Denis - no that isn't the parallel here. The election in FST was won by a very narrow margin, but no voter or candidate got to decide after the votes were counted who would win. In Australia, it will be pork barrel politics offered by party leaders - some of it highly personal bribes such as offering the speakership - that will decide who governs. The decision between pork and principle rests entirely with four or five men.

Denis Cooper

But whatever is agreed, pork barrel or principle, will require the assent of the 70-odd members of one main party or the other, and in any case such things go on WITHIN parties all the time.

In FST one of the candidates won the vote by getting more supporters than his principle opponent, while to win a vote of confidence in the House of Representatives the Australian government must get more supporters than the opposition. In both cases it would be illogical to discount the mass of the supporters just because the final margin of victory was narrow.
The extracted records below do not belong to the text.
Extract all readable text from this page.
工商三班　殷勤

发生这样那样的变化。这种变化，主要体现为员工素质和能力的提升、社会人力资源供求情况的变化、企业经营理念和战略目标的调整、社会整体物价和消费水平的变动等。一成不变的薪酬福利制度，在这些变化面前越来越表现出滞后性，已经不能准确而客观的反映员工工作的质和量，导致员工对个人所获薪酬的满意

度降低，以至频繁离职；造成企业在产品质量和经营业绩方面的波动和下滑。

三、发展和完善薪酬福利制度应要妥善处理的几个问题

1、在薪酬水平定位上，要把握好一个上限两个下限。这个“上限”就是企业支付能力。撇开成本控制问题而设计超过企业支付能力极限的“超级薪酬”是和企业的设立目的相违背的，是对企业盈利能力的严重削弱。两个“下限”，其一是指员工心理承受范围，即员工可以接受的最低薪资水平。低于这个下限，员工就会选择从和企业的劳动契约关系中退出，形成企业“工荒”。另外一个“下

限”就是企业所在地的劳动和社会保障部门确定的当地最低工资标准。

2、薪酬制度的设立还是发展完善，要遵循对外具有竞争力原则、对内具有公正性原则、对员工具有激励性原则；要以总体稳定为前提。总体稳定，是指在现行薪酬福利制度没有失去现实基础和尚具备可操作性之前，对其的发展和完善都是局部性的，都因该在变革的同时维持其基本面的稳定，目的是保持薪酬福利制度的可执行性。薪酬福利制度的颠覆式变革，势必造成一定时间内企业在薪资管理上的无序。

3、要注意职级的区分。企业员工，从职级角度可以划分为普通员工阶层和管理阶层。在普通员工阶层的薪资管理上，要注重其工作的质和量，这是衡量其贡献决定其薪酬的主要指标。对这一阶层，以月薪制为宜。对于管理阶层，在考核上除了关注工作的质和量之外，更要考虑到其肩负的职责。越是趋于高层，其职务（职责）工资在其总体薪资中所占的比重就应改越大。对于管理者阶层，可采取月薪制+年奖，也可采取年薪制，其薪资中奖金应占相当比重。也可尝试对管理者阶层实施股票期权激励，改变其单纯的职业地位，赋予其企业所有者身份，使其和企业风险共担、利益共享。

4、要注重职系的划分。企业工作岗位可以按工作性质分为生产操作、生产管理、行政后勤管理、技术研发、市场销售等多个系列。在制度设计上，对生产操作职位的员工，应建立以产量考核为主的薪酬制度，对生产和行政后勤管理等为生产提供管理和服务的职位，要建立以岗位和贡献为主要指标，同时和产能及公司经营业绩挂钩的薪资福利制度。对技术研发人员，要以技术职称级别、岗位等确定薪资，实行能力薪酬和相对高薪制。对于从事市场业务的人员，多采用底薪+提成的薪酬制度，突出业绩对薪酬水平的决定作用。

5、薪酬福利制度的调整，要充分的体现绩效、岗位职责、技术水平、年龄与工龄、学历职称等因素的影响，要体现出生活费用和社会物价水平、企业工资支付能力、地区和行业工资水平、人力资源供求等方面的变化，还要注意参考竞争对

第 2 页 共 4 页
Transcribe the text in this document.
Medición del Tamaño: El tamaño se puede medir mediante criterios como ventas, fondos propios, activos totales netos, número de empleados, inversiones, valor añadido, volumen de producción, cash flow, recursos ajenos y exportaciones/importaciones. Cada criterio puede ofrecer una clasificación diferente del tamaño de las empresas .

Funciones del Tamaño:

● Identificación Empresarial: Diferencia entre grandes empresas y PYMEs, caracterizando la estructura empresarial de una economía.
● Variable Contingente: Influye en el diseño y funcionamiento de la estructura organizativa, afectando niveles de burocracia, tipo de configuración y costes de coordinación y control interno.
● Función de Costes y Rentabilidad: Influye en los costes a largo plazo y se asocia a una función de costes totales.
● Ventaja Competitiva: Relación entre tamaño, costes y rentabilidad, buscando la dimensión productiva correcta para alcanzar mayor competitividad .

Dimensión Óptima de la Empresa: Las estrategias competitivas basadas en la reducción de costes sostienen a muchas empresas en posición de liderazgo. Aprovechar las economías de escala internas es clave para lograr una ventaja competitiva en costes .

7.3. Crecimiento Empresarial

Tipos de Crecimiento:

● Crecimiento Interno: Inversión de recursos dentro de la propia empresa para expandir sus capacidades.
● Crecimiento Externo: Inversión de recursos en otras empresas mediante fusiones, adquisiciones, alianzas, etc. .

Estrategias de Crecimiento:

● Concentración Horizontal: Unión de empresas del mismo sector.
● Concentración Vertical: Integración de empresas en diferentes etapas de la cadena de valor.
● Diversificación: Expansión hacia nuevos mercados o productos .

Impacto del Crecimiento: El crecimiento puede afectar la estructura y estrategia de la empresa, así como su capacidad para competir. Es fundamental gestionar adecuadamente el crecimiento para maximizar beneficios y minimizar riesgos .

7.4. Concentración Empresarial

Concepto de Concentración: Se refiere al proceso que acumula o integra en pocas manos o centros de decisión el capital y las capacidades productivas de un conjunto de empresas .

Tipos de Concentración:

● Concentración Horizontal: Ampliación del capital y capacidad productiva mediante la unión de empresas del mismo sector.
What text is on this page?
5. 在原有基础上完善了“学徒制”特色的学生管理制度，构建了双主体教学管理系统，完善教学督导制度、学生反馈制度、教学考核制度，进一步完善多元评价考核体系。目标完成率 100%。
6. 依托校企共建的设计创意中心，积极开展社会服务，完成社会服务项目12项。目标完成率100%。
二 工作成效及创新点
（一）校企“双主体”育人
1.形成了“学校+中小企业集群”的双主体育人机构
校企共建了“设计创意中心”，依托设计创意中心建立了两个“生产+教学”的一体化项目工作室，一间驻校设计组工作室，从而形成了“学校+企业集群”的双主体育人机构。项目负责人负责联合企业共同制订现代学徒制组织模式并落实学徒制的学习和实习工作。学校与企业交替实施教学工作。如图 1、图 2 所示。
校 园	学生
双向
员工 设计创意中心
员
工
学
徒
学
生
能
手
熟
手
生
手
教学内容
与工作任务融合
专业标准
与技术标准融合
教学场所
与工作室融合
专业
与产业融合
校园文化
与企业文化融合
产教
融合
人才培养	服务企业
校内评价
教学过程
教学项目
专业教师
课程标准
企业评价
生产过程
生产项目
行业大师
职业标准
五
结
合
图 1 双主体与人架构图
Denis - the independents can choose EITHER PARTY therefore the independents will decide which party governs Australia.

Denis Cooper

In principle they can choose either party, or in principle they can refuse to choose either party and insist that the two of them must form a grand coalition for the good of the country, or in principle the two parties can both conclude that the demands of the independents are excessive and agree to form a grand coalition without them.

All kinds of thing could happen, but at the end of it all whatever government emerges will need to get its legislation through the House, where the independents have only four votes out of 150.

I realise that you prefer the simplicity and clarity of a single party winning a majority of seats and its leader immediately forming a government, and in some ways so do I, but on this rare occasion the Australian voters didn't want that to happen, just as the British voters didn't want it to happen in May.